At long last, we’re introduced to the Discovery and her crew, along with the AI who is practically perfect in every way. I could see my son absorbed in the beautiful sets of the ship, the depiction of day-to-day life for the astronauts, and the design of the spacecraft itself. He observed, and I had to admit, that Frank Poole’s morning workout that included air-boxing seems comical in retrospect, but other than that, no element on board the Discovery comes across as dated.

The boy didn’t say a whole lot during the Discovery sequence. HAL himself, with his creepy, quiet, whispery, monotone, proved as fascinating as he expected. I can’t recall any notable remarks, apart from a slight giggle when HAL started to sing Daisy during his deactivation sequence.

Discovery reaches the monolith at Jupiter, Dave Bowman sets out to investigate, and to my surprise, my son actually sits through the interminably long Stargate sequence, offering only a “Trippy” remark near its beginning.

“Totally trippy, dude.”

At the conclusion of the journey, he’s a bit confused about why Dave Bowman is shaking and shivering in his pod, sitting in this grand bedroom.
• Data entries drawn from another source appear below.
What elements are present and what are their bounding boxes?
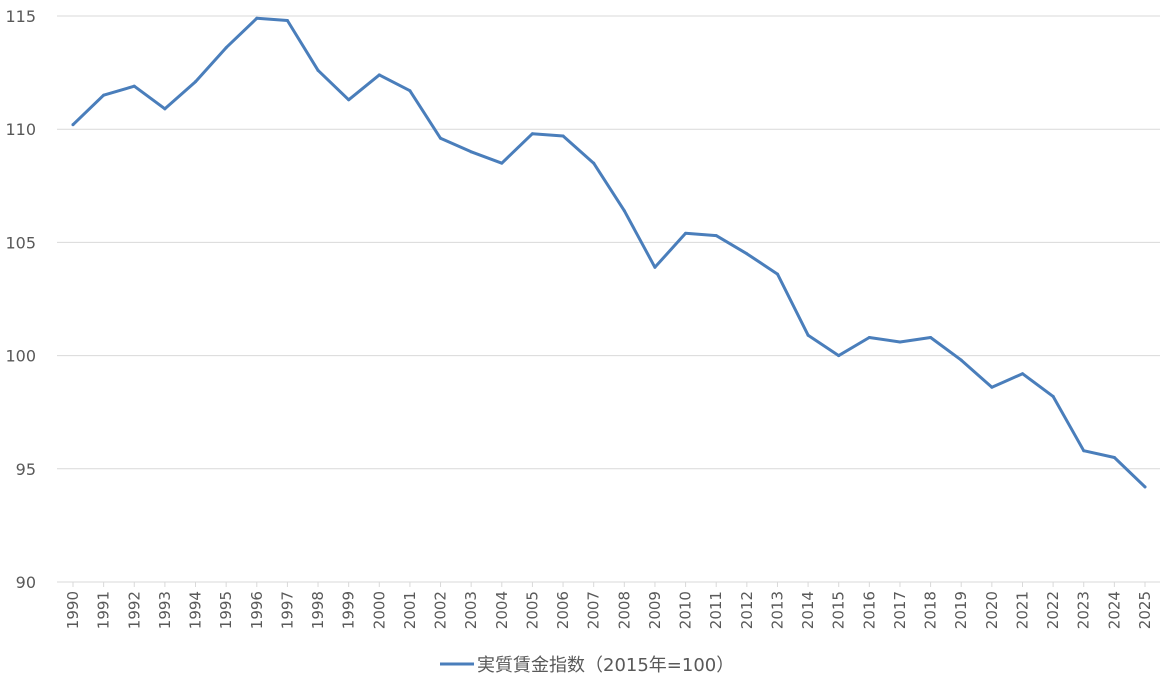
x-tick-label: 2024 <box>1105 591 1123 629</box>
data-point <box>592 161 596 165</box>
x-tick-label: 1990 <box>64 591 82 629</box>
data-point <box>806 333 810 337</box>
x-tick-label: 2022 <box>1044 591 1062 629</box>
y-tick-label: 105 <box>5 233 36 252</box>
data-point <box>990 385 994 389</box>
y-tick-label: 110 <box>5 120 36 139</box>
x-tick-label: 2000 <box>370 591 388 629</box>
data-point <box>530 132 534 136</box>
x-tick-label: 2019 <box>952 591 970 629</box>
data-point <box>745 252 749 256</box>
x-tick-label: 2003 <box>462 591 480 629</box>
data-point <box>132 84 136 88</box>
data-point <box>867 335 871 339</box>
data-point <box>1112 455 1116 459</box>
data-point <box>1051 394 1055 398</box>
data-point <box>408 89 412 93</box>
data-point <box>255 16 259 20</box>
data-point <box>316 68 320 72</box>
x-tick-label: 1992 <box>125 591 143 629</box>
data-point <box>500 161 504 165</box>
data-point <box>102 93 106 97</box>
data-point <box>561 134 565 138</box>
x-tick-label: 2007 <box>585 591 603 629</box>
x-tick-label: 2009 <box>646 591 664 629</box>
x-tick-label: 1994 <box>187 591 205 629</box>
series-line <box>71 16 1147 489</box>
data-point <box>714 234 718 238</box>
y-axis: 90 95 100 105 110 115 <box>5 7 36 592</box>
x-tick-label: 1998 <box>309 591 327 629</box>
data-point <box>622 209 626 213</box>
x-tick-label: 2004 <box>493 591 511 629</box>
x-tick-label: 2013 <box>768 591 786 629</box>
data-point <box>1082 449 1086 453</box>
x-tick-label: 2011 <box>707 591 725 629</box>
gridlines <box>57 15 1160 470</box>
data-point <box>684 231 688 235</box>
y-tick-label: 100 <box>5 347 36 366</box>
data-point <box>775 272 779 276</box>
series-layer <box>71 16 1147 489</box>
x-tick-label: 2016 <box>860 591 878 629</box>
x-tick-label: 2021 <box>1013 591 1031 629</box>
legend-label: 実質賃金指数（2015年=100） <box>477 655 734 676</box>
x-tick-label: 2015 <box>830 591 848 629</box>
x-tick-label: 2012 <box>738 591 756 629</box>
x-tick-label: 1999 <box>340 591 358 629</box>
y-tick-label: 115 <box>5 7 36 26</box>
data-point <box>1143 485 1147 489</box>
x-tick-label: 2017 <box>891 591 909 629</box>
data-point <box>653 265 657 269</box>
data-point <box>1020 372 1024 376</box>
data-point <box>898 340 902 344</box>
x-tick-label: 2006 <box>554 591 572 629</box>
y-tick-label: 95 <box>16 460 36 479</box>
data-point <box>194 80 198 84</box>
x-tick-label: 1991 <box>95 591 113 629</box>
x-tick-label: 2010 <box>677 591 695 629</box>
x-tick-label: 2025 <box>1136 591 1154 629</box>
data-point <box>929 335 933 339</box>
x-axis: 1990 1991 1992 1993 1994 1995 1996 1997 1998 1999… <box>64 582 1154 629</box>
data-point <box>377 73 381 77</box>
x-tick-label: 2001 <box>401 591 419 629</box>
x-tick-label: 2020 <box>983 591 1001 629</box>
data-point <box>959 358 963 362</box>
x-tick-label: 2018 <box>922 591 940 629</box>
data-point <box>347 98 351 102</box>
data-point <box>224 46 228 50</box>
y-tick-label: 90 <box>16 573 36 592</box>
x-tick-label: 1996 <box>248 591 266 629</box>
x-tick-label: 2002 <box>432 591 450 629</box>
data-point <box>837 354 841 358</box>
data-point <box>439 136 443 140</box>
x-tick-label: 2005 <box>523 591 541 629</box>
data-point <box>285 19 289 23</box>
x-tick-label: 2008 <box>615 591 633 629</box>
data-point <box>469 150 473 154</box>
data-point <box>71 123 75 127</box>
x-tick-label: 2023 <box>1075 591 1093 629</box>
x-tick-label: 1997 <box>278 591 296 629</box>
data-point <box>163 107 167 111</box>
x-tick-label: 1995 <box>217 591 235 629</box>
x-tick-label: 1993 <box>156 591 174 629</box>
legend: 実質賃金指数（2015年=100） <box>440 655 734 676</box>
x-tick-label: 2014 <box>799 591 817 629</box>
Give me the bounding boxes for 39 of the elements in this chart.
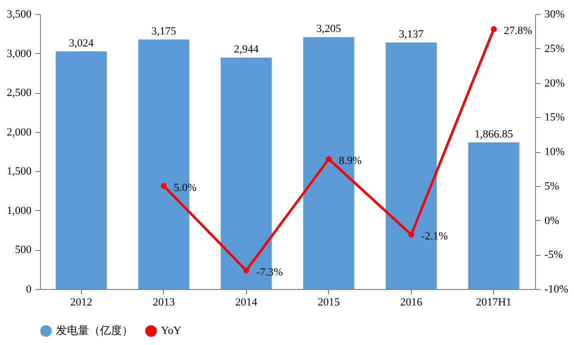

But he’s engrossed as Bowman watches himself settle in, live to a ripe old age, and “die” in his bed. He gets it. All of it. Right up until the Star Child is born and approaches earth. And this was his one serious WTF moment. “Wait, what? Okay… so he got old… and died… and now he’s a fetus?”

I laughed and said “I’m sure at this point, you have a lot of questions.”

Indeed he did, and I told him that a few of those would be answered in the sequel 2010: The Year We Make Contact, which we started watching immediately. He enjoyed that movie also.

So, the takeaway? I’m not going to underestimate my son again. Thanks to his persistence, I got to enjoy 2001 with my son, the way my dad watched it with me. May this movie keep the father-son bond alive until 3001 and beyond.

Thank you, Arthur C. Clarke and Stanley Kubrick!